Just woke up from a bad dream. I dont want tl talk about it in detail  but it was  about my childhood. 



I often have nightmares. Almost weekly really. Its really haunting  and fusterating as i am trying to move forward with my life as much as i can. I know now i cant  run from my past and the nightmares are not all bad they serve as a warning and a reminder that honors  my past and that was one of the first signs that i was being abused as a child when i was a young adult who had blocked put the trauma and abuse.



The thing that fusterates me though is that theres nothing i can do to completely escaoe the  abuse even now yet. I am somewhat finacially dependant. And the dreams wear ne the fuck out. I cant get good sleep and spend the first half of the day feeling traumatized by the dream that had very real elements of my past and present.



I went to the psychiatrist and she perscribed me prozasin which is a medication to treat nightnares but it made me faint so i couldnt keep using it. It was tok strong for me.



I did some research today and the only thing i can think of doing  is some thing recommended called image rehearsal  therapy.  But the thing is my therapist  who ive had for 5 years can only see for for another 2 months than i have to start with someone  new. I am devestated by this. So i think to myself could i somehow do image rehersal therapy on my own.... i dunno.



If anyones reading and has any remedies to improve quality of sleep and change nightmares  or treat them please let me know.



In other news i watched a good  reality tv show last night called the arrangement . It was a shoe about florists who competed against eachother with different challenges.  I love reality competition shows. Because they are usually more interesting inspiring  and addictive than shows like big brother etc....

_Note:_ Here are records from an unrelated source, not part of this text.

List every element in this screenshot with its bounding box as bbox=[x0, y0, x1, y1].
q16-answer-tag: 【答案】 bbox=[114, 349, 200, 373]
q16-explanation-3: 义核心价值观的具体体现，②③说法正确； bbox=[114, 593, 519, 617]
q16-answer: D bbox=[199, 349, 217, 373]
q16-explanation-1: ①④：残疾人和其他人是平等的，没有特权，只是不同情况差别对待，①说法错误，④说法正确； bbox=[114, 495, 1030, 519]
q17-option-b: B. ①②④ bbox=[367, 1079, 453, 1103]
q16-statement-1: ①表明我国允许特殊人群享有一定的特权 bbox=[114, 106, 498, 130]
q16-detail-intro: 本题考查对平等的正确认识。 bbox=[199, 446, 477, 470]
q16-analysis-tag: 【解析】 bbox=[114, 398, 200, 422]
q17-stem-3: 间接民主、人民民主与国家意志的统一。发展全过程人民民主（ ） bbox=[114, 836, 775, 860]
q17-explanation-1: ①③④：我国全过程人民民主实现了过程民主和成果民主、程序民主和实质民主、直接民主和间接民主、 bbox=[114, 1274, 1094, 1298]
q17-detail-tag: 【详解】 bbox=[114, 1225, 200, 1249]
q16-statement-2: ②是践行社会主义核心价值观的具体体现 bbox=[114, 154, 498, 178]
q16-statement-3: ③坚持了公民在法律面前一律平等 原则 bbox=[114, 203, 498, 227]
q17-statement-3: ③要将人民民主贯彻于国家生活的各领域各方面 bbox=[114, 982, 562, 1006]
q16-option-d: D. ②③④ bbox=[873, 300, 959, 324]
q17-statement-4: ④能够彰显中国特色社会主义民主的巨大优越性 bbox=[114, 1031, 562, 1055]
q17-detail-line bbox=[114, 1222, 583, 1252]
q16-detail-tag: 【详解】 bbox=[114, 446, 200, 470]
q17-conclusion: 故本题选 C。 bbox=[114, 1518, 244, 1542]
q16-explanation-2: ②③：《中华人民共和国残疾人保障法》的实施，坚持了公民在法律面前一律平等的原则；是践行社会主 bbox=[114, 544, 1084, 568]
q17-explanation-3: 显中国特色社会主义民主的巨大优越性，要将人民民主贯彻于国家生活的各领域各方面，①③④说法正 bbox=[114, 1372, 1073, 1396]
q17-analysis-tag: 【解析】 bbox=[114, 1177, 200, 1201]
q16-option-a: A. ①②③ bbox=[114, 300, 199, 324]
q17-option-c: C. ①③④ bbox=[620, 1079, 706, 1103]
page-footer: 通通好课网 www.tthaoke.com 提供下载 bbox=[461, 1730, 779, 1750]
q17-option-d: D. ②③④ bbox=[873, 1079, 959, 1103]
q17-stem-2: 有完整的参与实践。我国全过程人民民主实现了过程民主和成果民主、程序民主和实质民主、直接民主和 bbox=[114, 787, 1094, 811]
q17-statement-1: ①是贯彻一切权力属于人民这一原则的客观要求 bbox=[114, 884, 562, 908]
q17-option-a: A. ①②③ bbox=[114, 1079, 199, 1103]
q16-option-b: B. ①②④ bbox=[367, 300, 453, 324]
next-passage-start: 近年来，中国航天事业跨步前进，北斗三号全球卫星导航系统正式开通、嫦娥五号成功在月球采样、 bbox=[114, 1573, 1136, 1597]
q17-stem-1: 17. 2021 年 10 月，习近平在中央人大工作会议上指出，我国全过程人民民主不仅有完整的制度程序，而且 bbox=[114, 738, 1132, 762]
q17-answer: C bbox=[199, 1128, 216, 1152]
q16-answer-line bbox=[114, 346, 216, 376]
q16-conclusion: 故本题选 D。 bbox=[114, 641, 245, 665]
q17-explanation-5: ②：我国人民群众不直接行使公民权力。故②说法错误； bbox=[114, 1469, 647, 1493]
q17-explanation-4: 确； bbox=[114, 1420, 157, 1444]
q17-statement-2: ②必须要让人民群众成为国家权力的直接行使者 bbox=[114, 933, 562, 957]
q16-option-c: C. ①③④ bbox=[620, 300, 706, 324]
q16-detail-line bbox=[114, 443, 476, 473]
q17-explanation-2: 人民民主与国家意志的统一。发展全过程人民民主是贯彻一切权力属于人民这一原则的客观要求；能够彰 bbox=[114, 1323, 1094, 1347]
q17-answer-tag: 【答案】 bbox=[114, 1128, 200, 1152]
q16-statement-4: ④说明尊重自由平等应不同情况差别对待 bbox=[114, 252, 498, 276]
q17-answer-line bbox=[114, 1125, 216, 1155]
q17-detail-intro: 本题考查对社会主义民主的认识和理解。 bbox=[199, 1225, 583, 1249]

But man i really see how hard those shows are. Alot of pressure is put on the contestants. Like undue hardship.  I mean i know its  competition but they verbally abuse the contestants alot and almost really make some challenges nearly impossible than blame them foe not being  perfect.  With my trauma history id probably have a meltdown and freak out  and be kicked off or quit....



Im applying for a course for school tommorow. Its going to be  a long day....i have to go to an info session than write an english comprehension test than fill out an application. Its fucking tedious but im going to do it. I asked for a sign from the universe if i should  apply and my sign came back  positive.





1 more day till the end of the month.